Columbia Professional Firefighters President Brad Fraizer said response times around Station No. 2 slowed when one of the station’s two crews was transferred in February to the new Station No. 9 at Blue Ridge and Providence roads in north Columbia.
The fire department has proposed about $150,000 in cuts to help offset the additional $344,000 it would take to fund the firefighters. These cuts include a reduction in the number of guaranteed vacation days, reduced travel and training expenses, elimination of take-home cars for assistant fire marshals and the assistant training officer, and a deferment in gear purchases, according to Markgraf's letter.
McDavid, who was endorsed by the Columbia Professional Firefighters during his campaign earlier this year, said firefighters and police have been a priority for him from the beginning. He said he’s seen other cities cut public safety amid financial woes and wants Columbia to avoid being one of them.
“Cities that manage their resources poorly end up cutting their police and firefighters,” he said. “We have to manage ours wisely.”
To find money for these positions, the council combed through the city's budget and proposed trimming around a dozen areas.
Some of the cuts would affect areas that traditionally have not used all their funding. For instance, the council's printing budget and its reserve account would be cut by $14,000 and $75,000, respectively, because they previously held excess cash. The city’s $100,000 contingency account would also be eliminated; it hasn't been touched in three years.
“Quite honestly, a lot of those cuts are not hugely painful,” First Ward Councilman Paul Sturtz said.
City employees who receive $250 or more in monthly auto allowances would see those payments cut by 25 percent, a move that Thornhill said mainly would affect employees in the upper salary ranges.
The council also cut $60,000 from an original budget of $100,000 for pursuing the Malcolm Baldrige National Quality Award. Winning the award requires changes that increase effectiveness, sustainability and innovation in government. Thornhill said $40,000 is plenty of money to continue working toward the recognition.

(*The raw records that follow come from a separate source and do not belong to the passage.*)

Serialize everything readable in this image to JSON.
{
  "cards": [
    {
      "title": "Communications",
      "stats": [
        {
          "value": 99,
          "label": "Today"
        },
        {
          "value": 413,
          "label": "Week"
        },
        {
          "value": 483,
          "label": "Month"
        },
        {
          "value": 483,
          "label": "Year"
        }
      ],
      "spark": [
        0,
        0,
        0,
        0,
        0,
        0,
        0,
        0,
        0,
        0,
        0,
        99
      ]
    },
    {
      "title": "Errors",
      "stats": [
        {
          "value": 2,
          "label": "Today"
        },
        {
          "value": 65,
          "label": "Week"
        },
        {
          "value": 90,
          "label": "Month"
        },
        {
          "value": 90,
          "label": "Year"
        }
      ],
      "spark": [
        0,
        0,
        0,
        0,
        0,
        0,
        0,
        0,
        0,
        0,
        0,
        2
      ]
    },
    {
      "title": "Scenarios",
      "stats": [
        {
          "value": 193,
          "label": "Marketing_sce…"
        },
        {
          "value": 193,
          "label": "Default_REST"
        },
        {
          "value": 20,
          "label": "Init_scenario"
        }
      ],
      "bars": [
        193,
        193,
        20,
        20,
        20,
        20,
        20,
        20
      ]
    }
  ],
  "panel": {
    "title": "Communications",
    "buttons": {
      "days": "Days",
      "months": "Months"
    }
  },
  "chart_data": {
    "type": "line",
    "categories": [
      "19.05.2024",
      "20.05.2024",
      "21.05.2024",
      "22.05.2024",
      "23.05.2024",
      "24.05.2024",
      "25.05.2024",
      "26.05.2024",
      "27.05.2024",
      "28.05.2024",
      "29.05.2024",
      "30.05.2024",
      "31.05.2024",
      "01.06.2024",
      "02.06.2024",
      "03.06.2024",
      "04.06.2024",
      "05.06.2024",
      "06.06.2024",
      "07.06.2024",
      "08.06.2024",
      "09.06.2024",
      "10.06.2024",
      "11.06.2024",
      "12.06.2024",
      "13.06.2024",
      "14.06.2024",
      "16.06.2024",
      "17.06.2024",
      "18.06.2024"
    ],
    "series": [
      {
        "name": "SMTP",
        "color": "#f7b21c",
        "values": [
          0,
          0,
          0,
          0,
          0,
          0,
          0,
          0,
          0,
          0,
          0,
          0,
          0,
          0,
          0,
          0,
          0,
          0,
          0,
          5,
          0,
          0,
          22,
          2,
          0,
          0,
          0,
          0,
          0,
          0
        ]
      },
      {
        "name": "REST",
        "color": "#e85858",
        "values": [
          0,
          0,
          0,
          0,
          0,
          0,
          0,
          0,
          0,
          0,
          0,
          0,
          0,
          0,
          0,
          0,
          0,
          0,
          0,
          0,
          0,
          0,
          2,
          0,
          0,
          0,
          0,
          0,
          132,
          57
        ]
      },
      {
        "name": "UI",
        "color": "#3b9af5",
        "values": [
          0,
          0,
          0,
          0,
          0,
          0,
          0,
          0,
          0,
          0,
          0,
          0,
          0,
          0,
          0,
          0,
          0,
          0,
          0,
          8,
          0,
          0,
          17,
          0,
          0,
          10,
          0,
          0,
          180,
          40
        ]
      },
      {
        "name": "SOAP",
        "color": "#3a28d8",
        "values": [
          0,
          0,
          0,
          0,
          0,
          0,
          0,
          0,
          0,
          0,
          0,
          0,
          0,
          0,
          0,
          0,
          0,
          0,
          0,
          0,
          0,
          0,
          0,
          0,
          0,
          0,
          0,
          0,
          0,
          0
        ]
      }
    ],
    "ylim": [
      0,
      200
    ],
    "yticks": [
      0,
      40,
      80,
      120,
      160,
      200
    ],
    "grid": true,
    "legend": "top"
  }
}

Travel and training costs would be cut by about $130,000 across all departments.
FOOD FOR THOUGHT
The council also is considering whether to take money from its food budget. Council members aren’t paid, but they do get free dinners before meetings. Those meals run the gamut, including fish, tacos or Tuesday's smothered chicken steak. Jimmy John's, Boone Tavern, Bambino's Italian Cafe and Chevy's Fresh Mex are common caterers, Kespohl said.
Some council members, including Kespohl, said they could eat in advance without any problem. But Fifth Ward Councilwoman Laura Nauser worried at a work session last week that permanently cutting the food budget might prevent some people from serving on the council.
Even with all these cuts, the mayor cautioned that 2012 will be a tough year, so belt-tightening is likely to continue. For one thing, there’s still the problem of pensions: Ideally, the city is able to fund its employees’ pensions with the interest made from its investments, but the tumultuous stock market forced the city this year to dig into the general fund for $4.2 million to cover pension payments.
McDavid noted that all the cuts being considered for fiscal 2011 don’t come close to covering the amount by which pensions are underfunded: there are four pension plans, and public safety pensions alone were underfunded by $55 million as of September last year.
“The way we look at city finances,” McDavid said, “is we’re not done trying to be frugal when the budget is passed.”